I was 18 years old, driving home from Toronto with friends I met playing college soccer. It was a rainy morning. We hydroplaned into a concrete highway barrier. One of my teammates died, and three others were injured. I was left paralyzed from the chest down.

“Because of my caregiving team, I’m able to live the life today that I imagined before my accident,” Jessica Russell writes. riopatuca/Shutterstock.com

I had just started attending college and had only a taste of the independence I had wanted for so long. Suddenly, I was more dependent than ever on the people around me.

That was 21 years ago. I still rely on a wheelchair, and I’ve lost most of my hand function and fine motor skills. I feel fortunate every day that I have access to quality, reliable home-based health care. Because of my caregiving team, I’m able to live the life today that I imagined before my accident.

I’m married. I have a son. I have a house and two dogs. I’m able to work full time, provide health insurance for my family and plan for my future by contributing to a 401(k). I was also able to purchase a van that I can drive from my wheelchair. I am able to be the mom I always wanted to be to my 8-year-old son.

Each morning, a home care worker helps me to transfer out of bed, take a shower, use the bathroom and get dressed. She then helps me get into my wheelchair for the day. My caregiver also helps with laundry, dishes and light cleaning. If I have any appointments that require that I get out of my chair, she accompanies me. At the end of each day, I need assistance getting into bed and getting comfortable for the night. All of this accounts for many hours of care each day. There’s no question that without this help, I’d end up without a job and in a facility.

Maine has a significant shortage of caregivers, so people with disabilities and seniors often find that they cannot access the care they need. In addition, the industry is underfunded and understaffed. The Biden administration’s American Jobs Plan would invest $400 billion in the caregiving industry to increase the pay, benefits and training of home care workers.


It would also ensure that every caregiver has the right to choose to join a union to have a voice in their profession. This week, Biden met again with Sen. Shelley Moore Capito and other Republican leaders, who refuse to support a bill that funds the care economy. They claim it strays from what they consider “traditional” infrastructure.

However, caregivers provide a foundation for this country. When home care workers have economic stability, people with disabilities do, too. Without my caregivers, I would face financial devastation and would have to sell my completely wheelchair-accessible home. And I would put stress on every single relationship in my life by relying on those closest to me for daily care and support — although at the same time my needs would never be fully met.

I’m able to employ caregivers who I know can meet my needs in my home. I’ve always enjoyed their company and had great relationships with them.

I urge Sens.

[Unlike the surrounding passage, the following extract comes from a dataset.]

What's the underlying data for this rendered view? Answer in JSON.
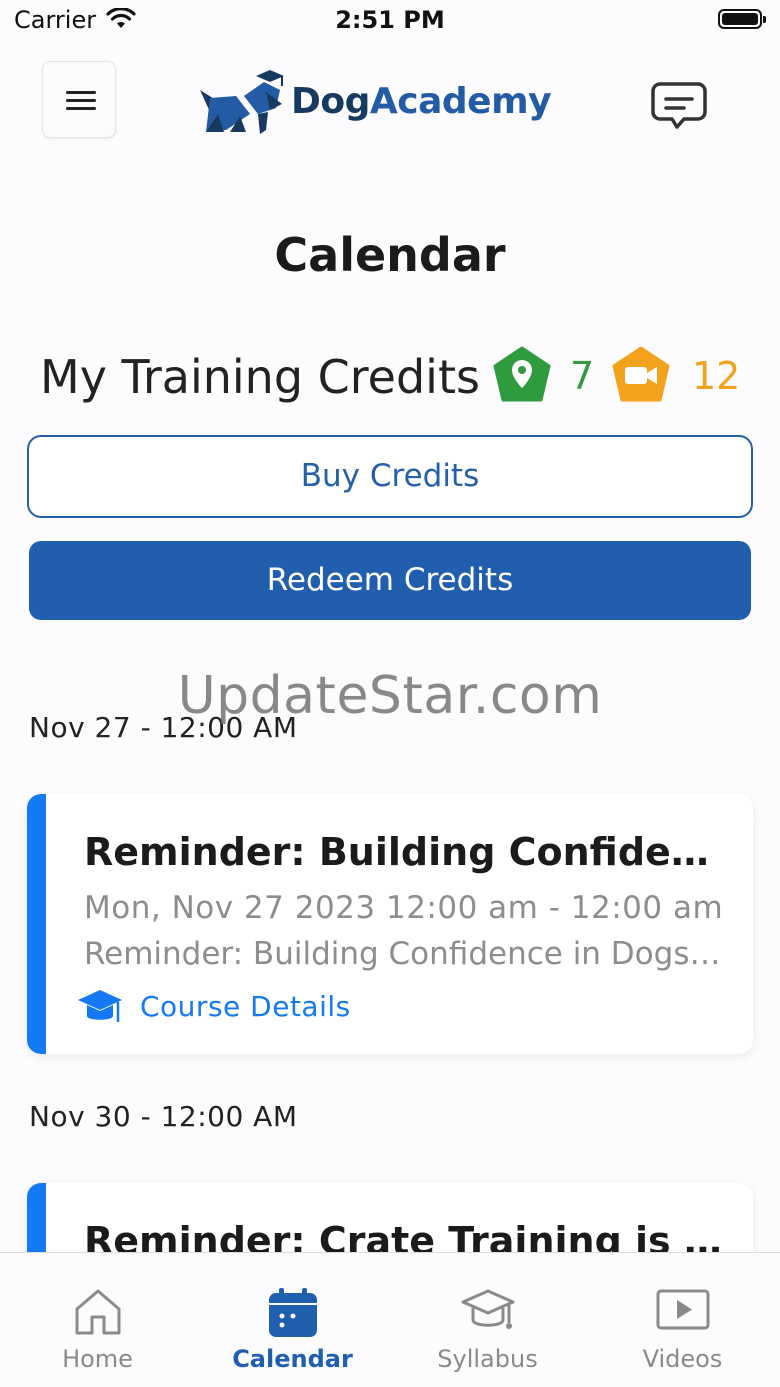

Angus King and Susan Collins to listen to people like me with disabilities who support this plan. We are the best experts on what we need to be productive citizens within our communities, families and our workplaces. Investing in the caregiving industry keeps those of us in the disability community from having to give up our independence. The American Jobs Plan will invest in the care that Mainers need right now.

Because of access to skilled, capable in-home care, a woman who decades ago lost the use of half her body can drive her kid to soccer practice. Even when lives are upended, like mine was after my accident all those years ago, home care workers help make the seemingly impossible, possible.